A guide to rental income tax for residential properties

With the April 30 deadline fast approaching, many will be rushing to file our tax returns. As you check off your checklist, you may be wondering if you forgot any taxable items. If you are a landlord and you rent your premises, did you know that you must also declare your rental income?

For those unaware, here are some tips for navigating rental income taxation.

What is rental income tax?

After buying properties for investment purposes, you can confuse rental returns with tax-free investment gains, but unfortunately any rent received must be declared as taxable income.

Set in a separate category, rental income tax has its own progressive tax rates of between 0% and 30%. It is also calculated on a net basis, where all claimable expenses can be deducted.

What are the deductible expenses?

Of the total payments you receive from your tenant during the assessment period, you are entitled to certain deductible expenses:

  • Assessment tax

  • stop renting

  • Fire insurance premium

  • Costs incurred by the collection of rents

  • Expenses incurred when renewing the rent

  • Property repair and maintenance costs

  • Interest on real estate loan

  • Maintenance fees for condominium properties

Owners, please note that these expenses can only be claimed with a legal rental agreement. Remember to keep original receipts for all reimbursable expenses.

How to calculate net rental income

Your net rental income is derived after deducting the amount you have spent on maintaining the property as shown above.

As an example, let’s say you have rented out your condominium unit with a monthly rent of RM1,000 for a term of one year. If the rental contract starts from January 2021, you will calculate the duration of the contract until the end of the year. If the rental begins in February, the taxable duration is 11 months.
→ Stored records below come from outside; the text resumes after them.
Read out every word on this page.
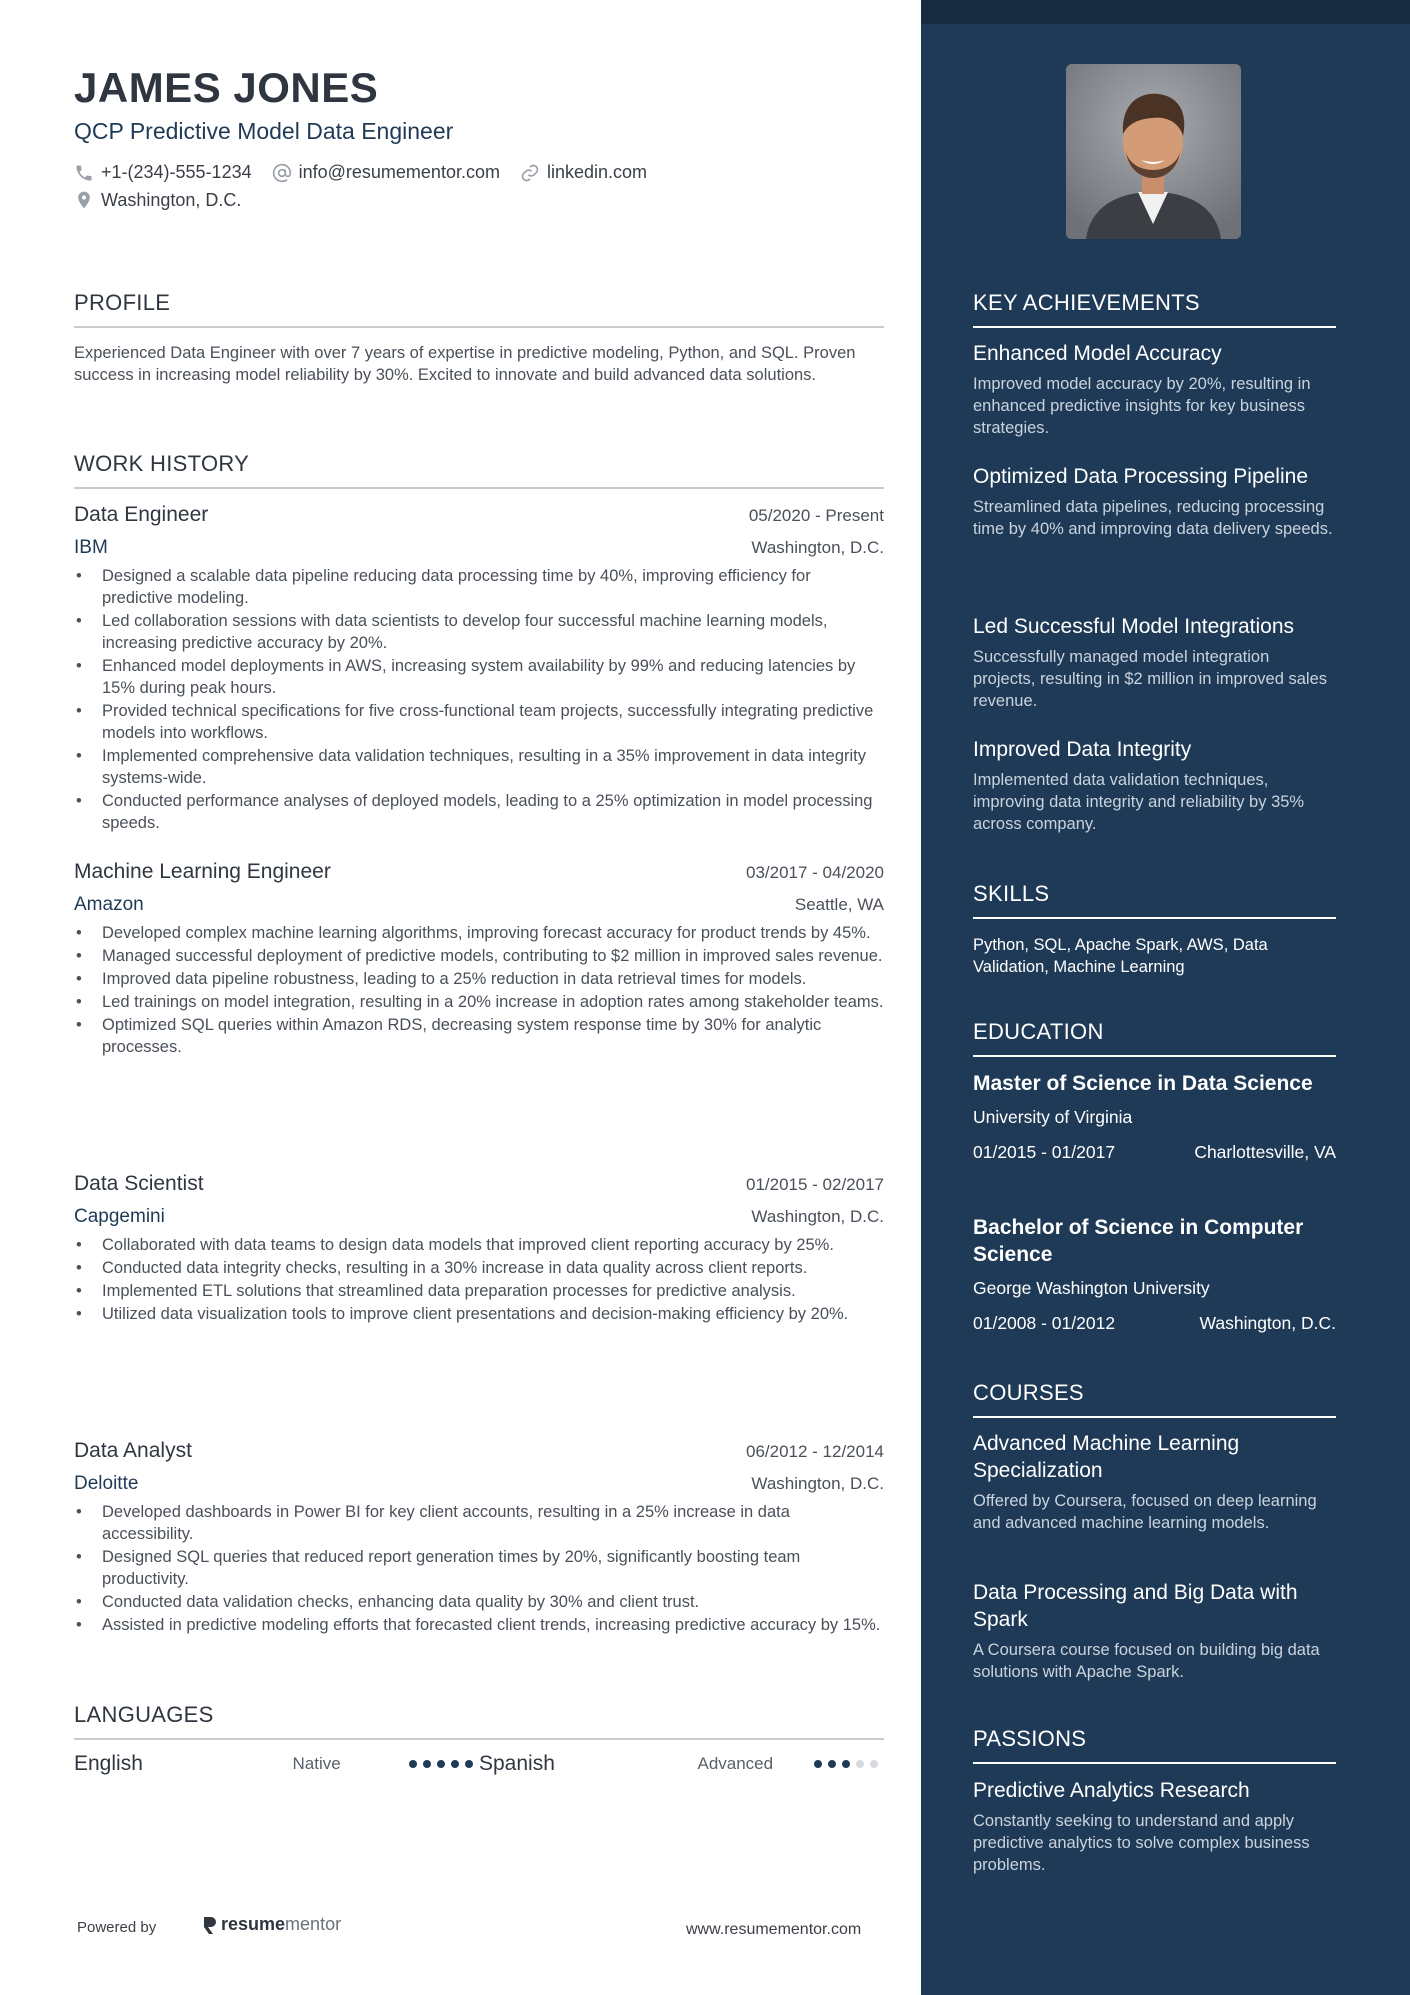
JAMES JONES
QCP Predictive Model Data Engineer
+1-(234)-555-1234	info@resumementor.com	linkedin.com
Washington, D.C.
PROFILE
Experienced Data Engineer with over 7 years of expertise in predictive modeling, Python, and SQL. Proven success in increasing model reliability by 30%. Excited to innovate and build advanced data solutions.
WORK HISTORY
Data Engineer	05/2020 - Present
IBM	Washington, D.C.
• Designed a scalable data pipeline reducing data processing time by 40%, improving efficiency for predictive modeling.
• Led collaboration sessions with data scientists to develop four successful machine learning models, increasing predictive accuracy by 20%.
• Enhanced model deployments in AWS, increasing system availability by 99% and reducing latencies by 15% during peak hours.
• Provided technical specifications for five cross-functional team projects, successfully integrating predictive models into workflows.
• Implemented comprehensive data validation techniques, resulting in a 35% improvement in data integrity systems-wide.
• Conducted performance analyses of deployed models, leading to a 25% optimization in model processing speeds.
Machine Learning Engineer	03/2017 - 04/2020
Amazon	Seattle, WA
• Developed complex machine learning algorithms, improving forecast accuracy for product trends by 45%.
• Managed successful deployment of predictive models, contributing to $2 million in improved sales revenue.
• Improved data pipeline robustness, leading to a 25% reduction in data retrieval times for models.
• Led trainings on model integration, resulting in a 20% increase in adoption rates among stakeholder teams.
• Optimized SQL queries within Amazon RDS, decreasing system response time by 30% for analytic processes.
Data Scientist	01/2015 - 02/2017
Capgemini	Washington, D.C.
• Collaborated with data teams to design data models that improved client reporting accuracy by 25%.
• Conducted data integrity checks, resulting in a 30% increase in data quality across client reports.
• Implemented ETL solutions that streamlined data preparation processes for predictive analysis.
• Utilized data visualization tools to improve client presentations and decision-making efficiency by 20%.
Data Analyst	06/2012 - 12/2014
Deloitte	Washington, D.C.
• Developed dashboards in Power BI for key client accounts, resulting in a 25% increase in data accessibility.
• Designed SQL queries that reduced report generation times by 20%, significantly boosting team productivity.
• Conducted data validation checks, enhancing data quality by 30% and client trust.
• Assisted in predictive modeling efforts that forecasted client trends, increasing predictive accuracy by 15%.
LANGUAGES
English	Native	Spanish	Advanced
Powered by	resume mentor	www.resumementor.com
KEY ACHIEVEMENTS
Enhanced Model Accuracy
Improved model accuracy by 20%, resulting in enhanced predictive insights for key business strategies.
Optimized Data Processing Pipeline
Streamlined data pipelines, reducing processing time by 40% and improving data delivery speeds.
Led Successful Model Integrations
Successfully managed model integration projects, resulting in $2 million in improved sales revenue.
Improved Data Integrity
Implemented data validation techniques, improving data integrity and reliability by 35% across company.
SKILLS
Python, SQL, Apache Spark, AWS, Data Validation, Machine Learning
EDUCATION
Master of Science in Data Science
University of Virginia
01/2015 - 01/2017	Charlottesville, VA
Bachelor of Science in Computer Science
George Washington University
01/2008 - 01/2012	Washington, D.C.
COURSES
Advanced Machine Learning Specialization
Offered by Coursera, focused on deep learning and advanced machine learning models.
Data Processing and Big Data with Spark
A Coursera course focused on building big data solutions with Apache Spark.
PASSIONS
Predictive Analytics Research
Constantly seeking to understand and apply predictive analytics to solve complex business problems.
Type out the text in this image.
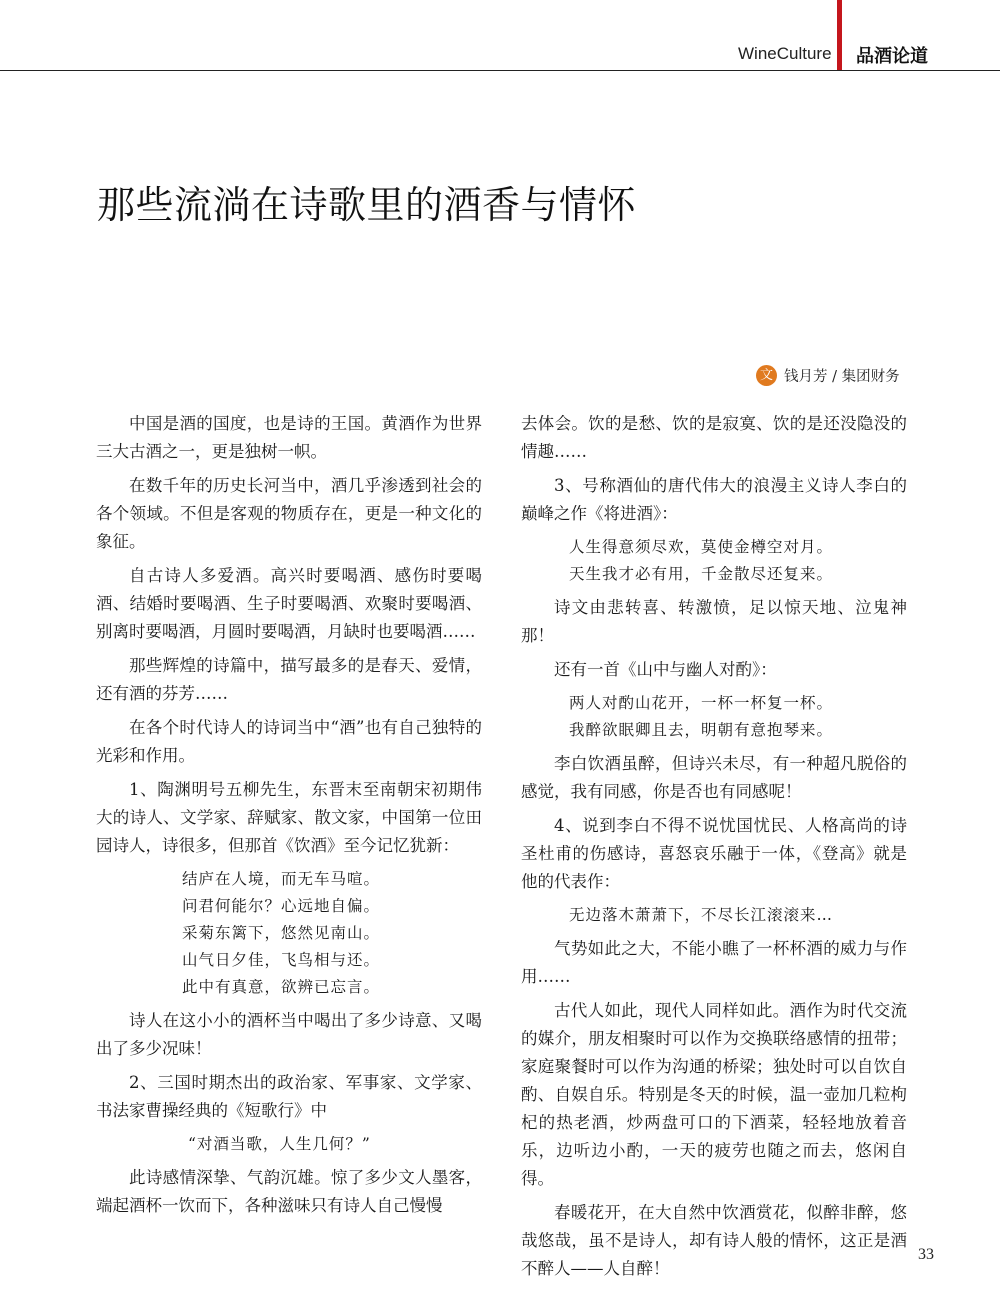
WineCulture 品酒论道
那些流淌在诗歌里的酒香与情怀
文 钱月芳 / 集团财务

中国是酒的国度，也是诗的王国。黄酒作为世界三大古酒之一，更是独树一帜。

在数千年的历史长河当中，酒几乎渗透到社会的各个领域。不但是客观的物质存在，更是一种文化的象征。

自古诗人多爱酒。高兴时要喝酒、感伤时要喝酒、结婚时要喝酒、生子时要喝酒、欢聚时要喝酒、别离时要喝酒，月圆时要喝酒，月缺时也要喝酒……

那些辉煌的诗篇中，描写最多的是春天、爱情，还有酒的芬芳……

在各个时代诗人的诗词当中“酒”也有自己独特的光彩和作用。

1、陶渊明号五柳先生，东晋末至南朝宋初期伟大的诗人、文学家、辞赋家、散文家，中国第一位田园诗人，诗很多，但那首《饮酒》至今记忆犹新：

结庐在人境，而无车马喧。
问君何能尔？心远地自偏。
采菊东篱下，悠然见南山。
山气日夕佳，飞鸟相与还。
此中有真意，欲辨已忘言。

诗人在这小小的酒杯当中喝出了多少诗意、又喝出了多少况味！

2、三国时期杰出的政治家、军事家、文学家、书法家曹操经典的《短歌行》中

“对酒当歌，人生几何？”

此诗感情深挚、气韵沉雄。惊了多少文人墨客，端起酒杯一饮而下，各种滋味只有诗人自己慢慢

去体会。饮的是愁、饮的是寂寞、饮的是还没隐没的情趣……

3、号称酒仙的唐代伟大的浪漫主义诗人李白的巅峰之作《将进酒》：

人生得意须尽欢，莫使金樽空对月。
天生我才必有用，千金散尽还复来。

诗文由悲转喜、转激愤，足以惊天地、泣鬼神那！

还有一首《山中与幽人对酌》：

两人对酌山花开，一杯一杯复一杯。
我醉欲眠卿且去，明朝有意抱琴来。

李白饮酒虽醉，但诗兴未尽，有一种超凡脱俗的感觉，我有同感，你是否也有同感呢！

4、说到李白不得不说忧国忧民、人格高尚的诗圣杜甫的伤感诗，喜怒哀乐融于一体，《登高》就是他的代表作：

无边落木萧萧下，不尽长江滚滚来…

气势如此之大，不能小瞧了一杯杯酒的威力与作用……

古代人如此，现代人同样如此。酒作为时代交流的媒介，朋友相聚时可以作为交换联络感情的扭带；家庭聚餐时可以作为沟通的桥梁；独处时可以自饮自酌、自娱自乐。特别是冬天的时候，温一壶加几粒枸杞的热老酒，炒两盘可口的下酒菜，轻轻地放着音乐，边听边小酌，一天的疲劳也随之而去，悠闲自得。

春暖花开，在大自然中饮酒赏花，似醉非醉，悠哉悠哉，虽不是诗人，却有诗人般的情怀，这正是酒不醉人——人自醉！

33
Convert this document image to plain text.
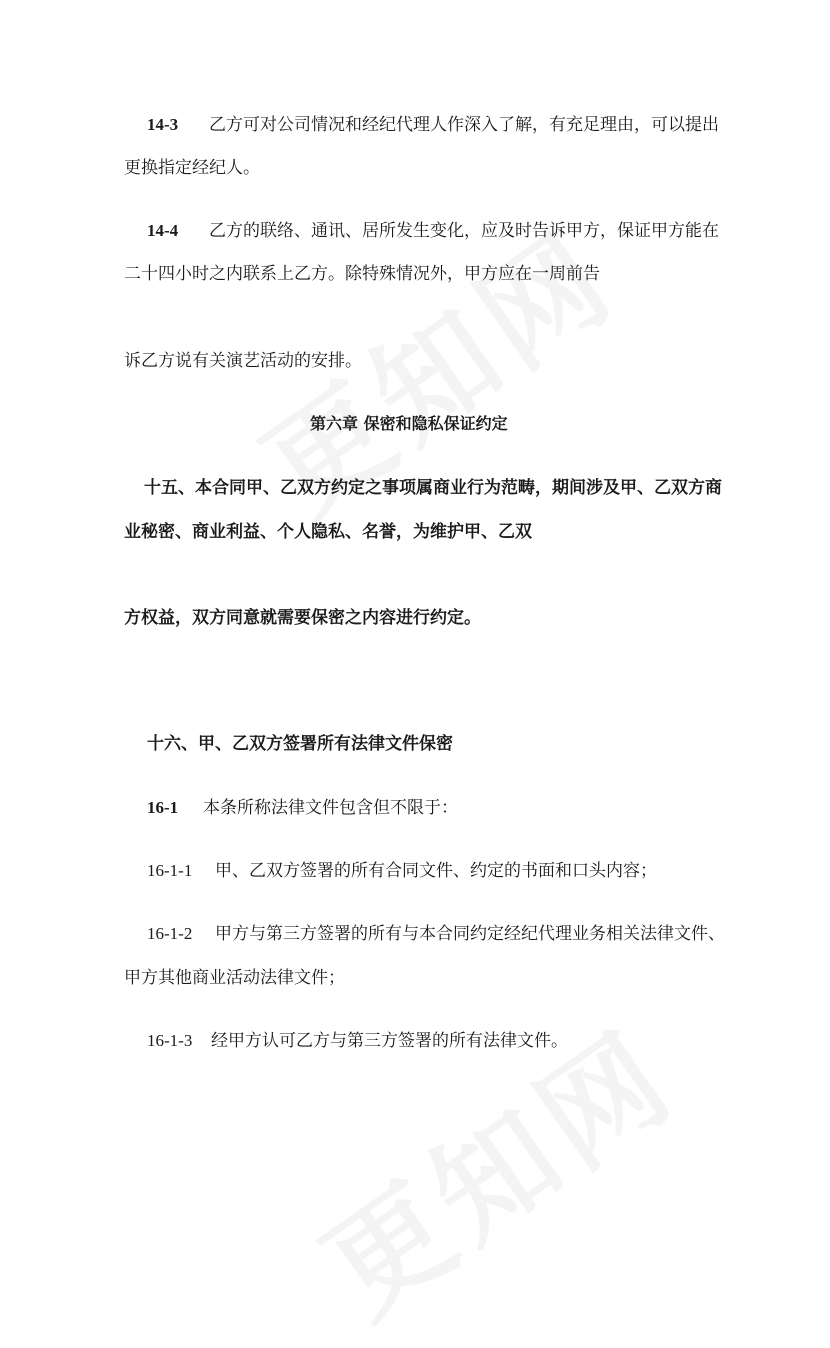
14-3 乙方可对公司情况和经纪代理人作深入了解，有充足理由，可以提出
更换指定经纪人。
14-4 乙方的联络、通讯、居所发生变化，应及时告诉甲方，保证甲方能在
二十四小时之内联系上乙方。除特殊情况外，甲方应在一周前告
诉乙方说有关演艺活动的安排。
第六章 保密和隐私保证约定
十五、本合同甲、乙双方约定之事项属商业行为范畴，期间涉及甲、乙双方商
业秘密、商业利益、个人隐私、名誉，为维护甲、乙双
方权益，双方同意就需要保密之内容进行约定。
十六、甲、乙双方签署所有法律文件保密
16-1 本条所称法律文件包含但不限于：
16-1-1 甲、乙双方签署的所有合同文件、约定的书面和口头内容；
16-1-2 甲方与第三方签署的所有与本合同约定经纪代理业务相关法律文件、
甲方其他商业活动法律文件；
16-1-3 经甲方认可乙方与第三方签署的所有法律文件。
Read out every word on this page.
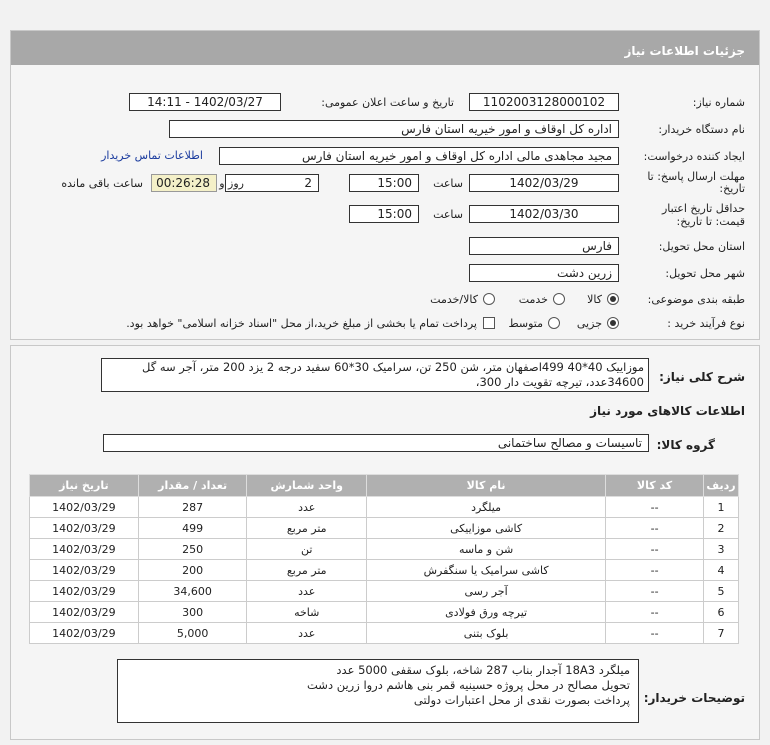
جزئیات اطلاعات نیاز
شماره نیاز:
1102003128000102
تاریخ و ساعت اعلان عمومی:
1402/03/27 - 14:11
نام دستگاه خریدار:
اداره کل اوقاف و امور خیریه استان فارس
ایجاد کننده درخواست:
مجید مجاهدی مالی اداره کل اوقاف و امور خیریه استان فارس
اطلاعات تماس خریدار
مهلت ارسال پاسخ: تا
تاریخ:
1402/03/29
ساعت
15:00
2
روز و
00:26:28
ساعت باقی مانده
حداقل تاریخ اعتبار
قیمت: تا تاریخ:
1402/03/30
ساعت
15:00
استان محل تحویل:
فارس
شهر محل تحویل:
زرین دشت
طبقه بندی موضوعی:
کالا
خدمت
کالا/خدمت
نوع فرآیند خرید :
جزیی
متوسط
پرداخت تمام یا بخشی از مبلغ خرید،از محل "اسناد خزانه اسلامی" خواهد بود.
شرح کلی نیاز:
موزاییک 40*40 499اصفهان متر، شن 250 تن، سرامیک 30*60 سفید درجه 2 یزد 200 متر، آجر سه گل 34600عدد، تیرچه تقویت دار 300،
اطلاعات کالاهای مورد نیاز
گروه کالا:
تاسیسات و مصالح ساختمانی
ردیف	کد کالا	نام کالا	واحد شمارش	تعداد / مقدار	تاریخ نیاز
1	--	میلگرد	عدد	287	1402/03/29
2	--	کاشی موزاییکی	متر مربع	499	1402/03/29
3	--	شن و ماسه	تن	250	1402/03/29
4	--	کاشی سرامیک یا سنگفرش	متر مربع	200	1402/03/29
5	--	آجر رسی	عدد	34,600	1402/03/29
6	--	تیرچه ورق فولادی	شاخه	300	1402/03/29
7	--	بلوک بتنی	عدد	5,000	1402/03/29
توضیحات خریدار:
میلگرد 18A3 آجدار بناب 287 شاخه، بلوک سقفی 5000 عدد
تحویل مصالح در محل پروژه حسینیه قمر بنی هاشم دروا زرین دشت
پرداخت بصورت نقدی از محل اعتبارات دولتی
You also spent annual fire insurance for RM150, assessment tax for RM500, starting rent for RM50 and building repairs for RM5000.

Gross rental income

Rent per month

RM1,000

Rental starts in January

12 months

Deductible expenses

Fire insurance

RM150

Assessment tax

RM500

stop renting

RM50

Property repairs

RM5,000

Total deductible

RM5,700

Net rental income

(Monthly rent x duration of the contract) – Deductible expenses.

(RM1,000 x 12) – RM5,700

= RM6,300

Based on the example above, RM6,300 is the taxable amount for rental income.

Are there tax incentives?

You may have heard of tax incentives, where special deductions are given to landlords who give at least 30% rental discounts to their tenants to help them through the Covid-19 pandemic.

While the incentives previously only covered rent reductions granted to small and medium-sized enterprises (SMEs) from April 1, 2020 to March 31, 2021, they were later extended under the PERMAI assistance program introduced on January 18, 2021 for include non-SMEs and for a period up to June 30, 2021.

However, “non-SME” refers to businesses such as “a bazaar lot, a stall, a vehicle fleet, a storage warehouse” (https://lom.agc.gov.my/ilims/upload/portal/akta/outputp/1709370/PUA354_2021.pdf), not residential leases.

So the answer is no, there are no exemptions for residential rental income. So, remember to file your taxes accordingly if you want to avoid any penalties from the Inland Revenue Board (LHDN).